I invested some effort to keep it performant even with fairly large CSV files, including a custom port of some C++ code for fast CSV import. My current favorite example is the Met Museum's 228MB 450k row collection data set; takes about 12 sec. to open in Tad on my 2013 MacBook Pro. Definitely not lag free (and hard to achieve that without going to some serious column store data warehouse like Amazon Redshift), but still reasonable. https://twitter.com/antonycourtney/status/869252722624561152
Thanks for putting this out there!

There are some projects out there using memory mapped files to do fast CSV parsing. Could be a nice way to speed up the memory loading and scroll it in real time. Can't find the link to the library I saw it used in, but it might be an interesting venue to consider. Another library that does it seems to be astropy fast ascii IO module [1].

[1]: http://docs.astropy.org/en/stable/io/ascii/fast_ascii_io.htm...

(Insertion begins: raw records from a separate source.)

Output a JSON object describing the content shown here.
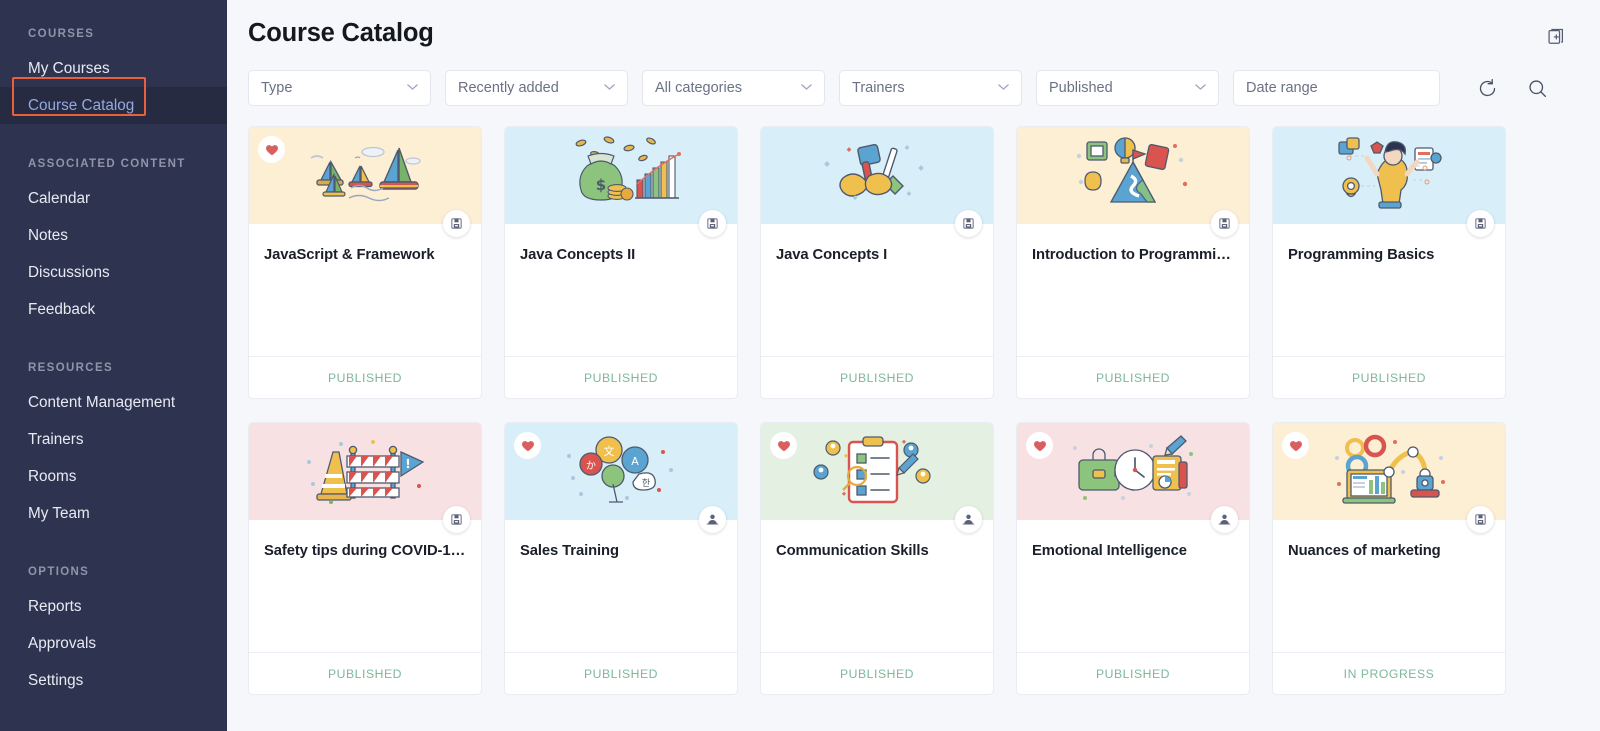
{
  "sidebar": {
    "groups": [
      {
        "title": "COURSES",
        "items": [
          {
            "label": "My Courses",
            "active": false
          },
          {
            "label": "Course Catalog",
            "active": true
          }
        ]
      },
      {
        "title": "ASSOCIATED CONTENT",
        "items": [
          {
            "label": "Calendar",
            "active": false
          },
          {
            "label": "Notes",
            "active": false
          },
          {
            "label": "Discussions",
            "active": false
          },
          {
            "label": "Feedback",
            "active": false
          }
        ]
      },
      {
        "title": "RESOURCES",
        "items": [
          {
            "label": "Content Management",
            "active": false
          },
          {
            "label": "Trainers",
            "active": false
          },
          {
            "label": "Rooms",
            "active": false
          },
          {
            "label": "My Team",
            "active": false
          }
        ]
      },
      {
        "title": "OPTIONS",
        "items": [
          {
            "label": "Reports",
            "active": false
          },
          {
            "label": "Approvals",
            "active": false
          },
          {
            "label": "Settings",
            "active": false
          }
        ]
      }
    ]
  },
  "header": {
    "title": "Course Catalog",
    "add_icon": "add-copy-icon"
  },
  "filters": [
    {
      "name": "type",
      "value": "Type",
      "kind": "select"
    },
    {
      "name": "sort",
      "value": "Recently added",
      "kind": "select"
    },
    {
      "name": "categories",
      "value": "All categories",
      "kind": "select"
    },
    {
      "name": "trainers",
      "value": "Trainers",
      "kind": "select"
    },
    {
      "name": "published",
      "value": "Published",
      "kind": "select"
    },
    {
      "name": "date-range",
      "value": "Date range",
      "kind": "text"
    }
  ],
  "filter_actions": [
    {
      "name": "reset-filters",
      "icon": "refresh-icon"
    },
    {
      "name": "search",
      "icon": "search-icon"
    }
  ],
  "colors": {
    "sidebar_bg": "#2e3450",
    "sidebar_active_bg": "#262b42",
    "sidebar_active_text": "#93a8e0",
    "annotation": "#e8603c",
    "status_published": "#7fb79a",
    "page_bg": "#f6f7fb",
    "hero_cream": "#fcefd4",
    "hero_blue": "#d8eef8",
    "hero_pink": "#f8e1e2",
    "hero_green": "#e4f0e1"
  },
  "cards": [
    {
      "title": "JavaScript & Framework",
      "status": "PUBLISHED",
      "favorite": true,
      "hero": "cream",
      "art": "sailboats",
      "badge": "elearning-icon"
    },
    {
      "title": "Java Concepts II",
      "status": "PUBLISHED",
      "favorite": false,
      "hero": "blue",
      "art": "moneybag",
      "badge": "elearning-icon"
    },
    {
      "title": "Java Concepts I",
      "status": "PUBLISHED",
      "favorite": false,
      "hero": "blue",
      "art": "tools",
      "badge": "elearning-icon"
    },
    {
      "title": "Introduction to Programmi…",
      "status": "PUBLISHED",
      "favorite": false,
      "hero": "cream",
      "art": "mountain",
      "badge": "elearning-icon"
    },
    {
      "title": "Programming Basics",
      "status": "PUBLISHED",
      "favorite": false,
      "hero": "blue",
      "art": "person-tasks",
      "badge": "elearning-icon"
    },
    {
      "title": "Safety tips during COVID-1…",
      "status": "PUBLISHED",
      "favorite": false,
      "hero": "pink",
      "art": "barrier",
      "badge": "elearning-icon"
    },
    {
      "title": "Sales Training",
      "status": "PUBLISHED",
      "favorite": true,
      "hero": "blue",
      "art": "speech-bubbles",
      "badge": "instructor-led-icon"
    },
    {
      "title": "Communication Skills",
      "status": "PUBLISHED",
      "favorite": true,
      "hero": "green",
      "art": "clipboard",
      "badge": "instructor-led-icon"
    },
    {
      "title": "Emotional Intelligence",
      "status": "PUBLISHED",
      "favorite": true,
      "hero": "pink",
      "art": "briefcase-clock",
      "badge": "instructor-led-icon"
    },
    {
      "title": "Nuances of marketing",
      "status": "IN PROGRESS",
      "favorite": true,
      "hero": "cream",
      "art": "robot-arm",
      "badge": "elearning-icon"
    }
  ]
}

Try benchmarking OS read() calls vs. either sequential or random reads using memory mapping, whenever I do this OS read() calls end up being quite a bit faster.
Are you familiar with the R package data.table? Its CSV parser is blazing fast. Pandas (the Python tabular data library) also implements a speedy CSV parser. Both are written in C under the hood.
I really don't understand how anyone can use Google office apps, the UI is painfully slow. I was using Gnumeric before, but I'll try this out, thanks OP!
The only two selling points for me with Gnumeric are a rough function equivalence with MS Excel 2003 and the output to LaTeX tables (which is _absolutely awesome_). Other than that, it's always been pretty buggy for me.

Not that LibreOffice gets a pass, but it doesn't crash nearly as often for me.

They have one and only one "killer feature" over various less-sucky apps - they're in browser, so it's much easier to collaborate on a document with random people on random operating systems (including mobile).

But honestly, if you care about collaborating on text and not its formatting, then I'd suggest hosting an Etherpad instance somewhere :).

You should definitely try Delimit (http://www.delimitware.com), I was impressed how easy I could handle >1 mil rows with it.